Simec requested an extension because COVID-19 prevented access to information and people, barred outside consultants from reaching Simec offices to provide "efficient assistance" and took the lives of three Simec accountants who were "key to preparing the response," Acerero said. The company noted that Simec had to replace its experienced personnel with "neophytes to U.S. antidumping law" while the respondent's attempts to bring in experienced consultants were complicated by Mexico’s COVID-19 travel policies.
Commerce also erred by applying the average of Simec’s AFA rate and the zero rate calculated for Deacero to Grupo Acerero and Gerdau Corsa as respondents not individually investigated. Both Acerero and Gerdau Corsa were cooperative respondents, Aceroro noted, claiming that the 33.35% rate is more than six times higher than the highest calculated rate for a respondent in an administrative review. The claim echoed Simec's own argument in its motion for judgment (see 2304280040).

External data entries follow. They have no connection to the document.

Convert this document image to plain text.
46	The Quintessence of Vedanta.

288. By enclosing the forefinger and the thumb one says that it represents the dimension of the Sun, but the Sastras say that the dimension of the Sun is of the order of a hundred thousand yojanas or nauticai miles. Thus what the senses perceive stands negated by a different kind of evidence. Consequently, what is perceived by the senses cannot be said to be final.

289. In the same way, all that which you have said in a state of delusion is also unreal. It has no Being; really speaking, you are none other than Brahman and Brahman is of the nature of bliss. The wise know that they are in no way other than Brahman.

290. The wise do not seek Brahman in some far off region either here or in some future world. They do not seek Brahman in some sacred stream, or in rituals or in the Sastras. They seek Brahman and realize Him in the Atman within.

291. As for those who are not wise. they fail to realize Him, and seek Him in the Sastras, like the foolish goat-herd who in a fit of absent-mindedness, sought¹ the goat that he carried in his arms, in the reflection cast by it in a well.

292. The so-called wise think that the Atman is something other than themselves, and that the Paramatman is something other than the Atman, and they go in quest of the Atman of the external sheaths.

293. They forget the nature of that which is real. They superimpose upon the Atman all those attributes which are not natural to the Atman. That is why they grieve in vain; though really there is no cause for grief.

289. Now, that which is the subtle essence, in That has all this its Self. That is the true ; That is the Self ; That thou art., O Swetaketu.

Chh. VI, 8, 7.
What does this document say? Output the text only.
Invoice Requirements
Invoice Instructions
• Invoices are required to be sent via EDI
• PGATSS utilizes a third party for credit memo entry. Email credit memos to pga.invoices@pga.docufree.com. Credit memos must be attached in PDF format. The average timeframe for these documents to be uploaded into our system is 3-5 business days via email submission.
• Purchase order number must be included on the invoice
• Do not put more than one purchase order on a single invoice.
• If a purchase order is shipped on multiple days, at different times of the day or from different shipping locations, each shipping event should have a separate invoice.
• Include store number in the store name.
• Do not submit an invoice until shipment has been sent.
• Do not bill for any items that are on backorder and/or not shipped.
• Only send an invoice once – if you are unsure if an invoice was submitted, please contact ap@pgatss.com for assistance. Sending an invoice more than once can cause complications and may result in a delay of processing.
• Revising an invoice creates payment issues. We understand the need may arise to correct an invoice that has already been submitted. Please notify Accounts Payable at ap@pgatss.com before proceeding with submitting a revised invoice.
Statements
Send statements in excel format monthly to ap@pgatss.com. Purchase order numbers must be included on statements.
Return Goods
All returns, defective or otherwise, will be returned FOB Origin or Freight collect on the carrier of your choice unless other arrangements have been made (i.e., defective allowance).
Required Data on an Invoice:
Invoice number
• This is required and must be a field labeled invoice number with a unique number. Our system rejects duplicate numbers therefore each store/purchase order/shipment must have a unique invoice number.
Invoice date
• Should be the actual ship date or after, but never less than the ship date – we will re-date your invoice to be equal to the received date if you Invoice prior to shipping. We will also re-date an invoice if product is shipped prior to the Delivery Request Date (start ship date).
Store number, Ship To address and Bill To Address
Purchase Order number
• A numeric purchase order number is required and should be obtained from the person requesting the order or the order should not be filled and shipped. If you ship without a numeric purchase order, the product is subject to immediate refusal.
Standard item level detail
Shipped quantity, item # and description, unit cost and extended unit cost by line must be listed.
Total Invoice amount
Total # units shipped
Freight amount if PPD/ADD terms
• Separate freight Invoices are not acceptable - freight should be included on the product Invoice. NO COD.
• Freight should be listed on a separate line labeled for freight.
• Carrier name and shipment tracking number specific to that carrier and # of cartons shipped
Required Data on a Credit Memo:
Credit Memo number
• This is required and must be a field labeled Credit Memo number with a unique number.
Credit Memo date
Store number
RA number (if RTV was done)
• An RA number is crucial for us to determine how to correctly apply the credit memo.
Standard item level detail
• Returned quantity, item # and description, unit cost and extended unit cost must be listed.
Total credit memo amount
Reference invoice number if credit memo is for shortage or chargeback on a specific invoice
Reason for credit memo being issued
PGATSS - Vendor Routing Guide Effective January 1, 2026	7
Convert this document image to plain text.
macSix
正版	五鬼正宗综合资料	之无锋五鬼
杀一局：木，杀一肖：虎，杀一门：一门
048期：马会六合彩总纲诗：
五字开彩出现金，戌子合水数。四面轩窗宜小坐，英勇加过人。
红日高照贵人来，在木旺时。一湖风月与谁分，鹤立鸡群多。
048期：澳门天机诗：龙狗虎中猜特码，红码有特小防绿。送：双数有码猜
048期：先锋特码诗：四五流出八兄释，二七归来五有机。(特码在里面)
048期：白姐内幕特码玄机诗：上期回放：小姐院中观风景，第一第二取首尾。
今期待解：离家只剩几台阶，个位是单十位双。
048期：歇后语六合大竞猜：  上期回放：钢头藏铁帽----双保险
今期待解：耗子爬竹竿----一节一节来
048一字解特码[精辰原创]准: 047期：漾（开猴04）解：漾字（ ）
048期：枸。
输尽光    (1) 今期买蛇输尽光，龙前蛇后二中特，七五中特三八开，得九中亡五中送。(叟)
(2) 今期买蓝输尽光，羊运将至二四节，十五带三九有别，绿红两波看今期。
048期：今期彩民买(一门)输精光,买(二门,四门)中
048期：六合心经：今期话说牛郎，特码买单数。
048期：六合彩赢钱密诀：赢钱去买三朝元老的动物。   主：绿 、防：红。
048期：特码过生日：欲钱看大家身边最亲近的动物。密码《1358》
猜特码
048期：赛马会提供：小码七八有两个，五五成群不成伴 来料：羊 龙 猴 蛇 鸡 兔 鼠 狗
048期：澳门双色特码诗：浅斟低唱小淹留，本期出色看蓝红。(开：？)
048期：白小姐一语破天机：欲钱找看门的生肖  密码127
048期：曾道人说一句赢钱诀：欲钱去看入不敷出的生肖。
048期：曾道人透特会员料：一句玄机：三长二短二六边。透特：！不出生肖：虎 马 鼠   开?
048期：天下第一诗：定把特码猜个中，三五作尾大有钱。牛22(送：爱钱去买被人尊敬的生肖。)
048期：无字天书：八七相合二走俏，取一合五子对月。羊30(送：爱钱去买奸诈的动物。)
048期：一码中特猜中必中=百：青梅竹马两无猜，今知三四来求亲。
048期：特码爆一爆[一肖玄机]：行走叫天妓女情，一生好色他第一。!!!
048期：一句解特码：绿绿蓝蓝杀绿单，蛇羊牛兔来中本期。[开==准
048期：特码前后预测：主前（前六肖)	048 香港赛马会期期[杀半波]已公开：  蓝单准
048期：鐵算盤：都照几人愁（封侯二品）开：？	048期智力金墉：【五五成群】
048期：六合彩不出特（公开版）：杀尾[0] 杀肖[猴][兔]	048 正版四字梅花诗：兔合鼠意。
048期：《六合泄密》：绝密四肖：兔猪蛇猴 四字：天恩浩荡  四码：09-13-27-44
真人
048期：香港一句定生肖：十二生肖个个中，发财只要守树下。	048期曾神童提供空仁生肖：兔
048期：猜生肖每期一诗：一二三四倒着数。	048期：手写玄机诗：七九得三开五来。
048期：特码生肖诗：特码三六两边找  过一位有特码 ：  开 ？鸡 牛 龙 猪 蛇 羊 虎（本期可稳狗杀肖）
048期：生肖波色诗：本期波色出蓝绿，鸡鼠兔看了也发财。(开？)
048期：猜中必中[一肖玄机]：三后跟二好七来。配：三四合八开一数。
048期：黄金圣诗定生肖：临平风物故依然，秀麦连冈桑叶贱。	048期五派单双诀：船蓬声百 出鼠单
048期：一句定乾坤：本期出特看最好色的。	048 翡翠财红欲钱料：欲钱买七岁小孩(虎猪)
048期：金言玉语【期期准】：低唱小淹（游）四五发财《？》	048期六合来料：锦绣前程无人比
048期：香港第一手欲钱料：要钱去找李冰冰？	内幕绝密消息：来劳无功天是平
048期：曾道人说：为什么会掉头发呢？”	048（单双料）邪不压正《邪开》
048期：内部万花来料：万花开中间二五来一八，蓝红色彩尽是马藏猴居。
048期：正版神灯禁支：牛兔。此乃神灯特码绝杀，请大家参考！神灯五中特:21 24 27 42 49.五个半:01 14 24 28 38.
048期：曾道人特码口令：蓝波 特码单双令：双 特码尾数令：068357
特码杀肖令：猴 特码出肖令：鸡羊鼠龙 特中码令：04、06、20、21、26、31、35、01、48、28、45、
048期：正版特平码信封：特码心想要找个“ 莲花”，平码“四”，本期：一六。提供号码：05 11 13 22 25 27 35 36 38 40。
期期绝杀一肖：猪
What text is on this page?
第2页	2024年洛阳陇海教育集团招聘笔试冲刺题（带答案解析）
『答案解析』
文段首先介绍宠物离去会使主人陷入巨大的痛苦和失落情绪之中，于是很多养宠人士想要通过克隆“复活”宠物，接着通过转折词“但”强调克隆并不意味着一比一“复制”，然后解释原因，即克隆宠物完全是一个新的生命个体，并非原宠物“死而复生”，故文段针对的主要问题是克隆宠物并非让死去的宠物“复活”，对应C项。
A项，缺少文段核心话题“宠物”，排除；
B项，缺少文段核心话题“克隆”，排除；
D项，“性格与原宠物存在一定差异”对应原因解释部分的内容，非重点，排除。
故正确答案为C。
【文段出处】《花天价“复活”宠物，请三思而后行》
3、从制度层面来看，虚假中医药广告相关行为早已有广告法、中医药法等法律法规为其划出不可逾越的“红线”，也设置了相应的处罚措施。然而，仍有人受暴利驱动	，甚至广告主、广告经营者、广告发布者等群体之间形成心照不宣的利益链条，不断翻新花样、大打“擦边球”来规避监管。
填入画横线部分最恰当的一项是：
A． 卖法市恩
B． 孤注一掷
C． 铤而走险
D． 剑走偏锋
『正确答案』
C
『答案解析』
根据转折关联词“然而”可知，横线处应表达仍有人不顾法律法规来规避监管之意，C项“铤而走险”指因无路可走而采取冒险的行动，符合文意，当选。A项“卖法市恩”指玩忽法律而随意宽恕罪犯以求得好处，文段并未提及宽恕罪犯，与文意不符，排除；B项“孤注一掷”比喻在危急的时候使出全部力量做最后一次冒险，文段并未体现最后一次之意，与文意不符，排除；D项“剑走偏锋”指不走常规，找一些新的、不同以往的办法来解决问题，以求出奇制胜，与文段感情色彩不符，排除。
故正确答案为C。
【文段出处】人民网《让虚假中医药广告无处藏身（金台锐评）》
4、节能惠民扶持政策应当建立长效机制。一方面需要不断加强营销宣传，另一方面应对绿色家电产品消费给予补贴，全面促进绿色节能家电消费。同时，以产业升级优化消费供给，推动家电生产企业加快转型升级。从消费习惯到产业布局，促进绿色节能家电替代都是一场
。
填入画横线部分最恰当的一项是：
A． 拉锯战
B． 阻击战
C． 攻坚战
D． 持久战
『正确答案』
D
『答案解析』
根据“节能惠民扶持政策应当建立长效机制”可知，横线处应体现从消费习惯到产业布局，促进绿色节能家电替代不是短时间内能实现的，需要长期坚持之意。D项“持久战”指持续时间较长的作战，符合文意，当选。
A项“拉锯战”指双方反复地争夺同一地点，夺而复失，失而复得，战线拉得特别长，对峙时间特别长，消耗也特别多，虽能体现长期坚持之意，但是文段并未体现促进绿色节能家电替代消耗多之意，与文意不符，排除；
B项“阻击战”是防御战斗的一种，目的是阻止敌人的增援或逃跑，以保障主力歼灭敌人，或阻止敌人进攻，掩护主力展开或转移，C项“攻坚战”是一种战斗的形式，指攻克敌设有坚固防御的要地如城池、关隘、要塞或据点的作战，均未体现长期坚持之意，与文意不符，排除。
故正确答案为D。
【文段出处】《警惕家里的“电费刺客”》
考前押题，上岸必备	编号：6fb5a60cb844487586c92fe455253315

In its own response, Simec said it was "frozen out" of the administrative review process and did not lag behind Deacero in the questionnaire process, as claimed by Commerce. The agency incorrectly rejected Simec's "corrective" as containing "new information." Simec argued that "long-standing precedent" allows corrective submissions to include remedies for omissions. Here, Simec said that its filing contained additional information regarding questionnaire requests and Commerce had no reason to reject it.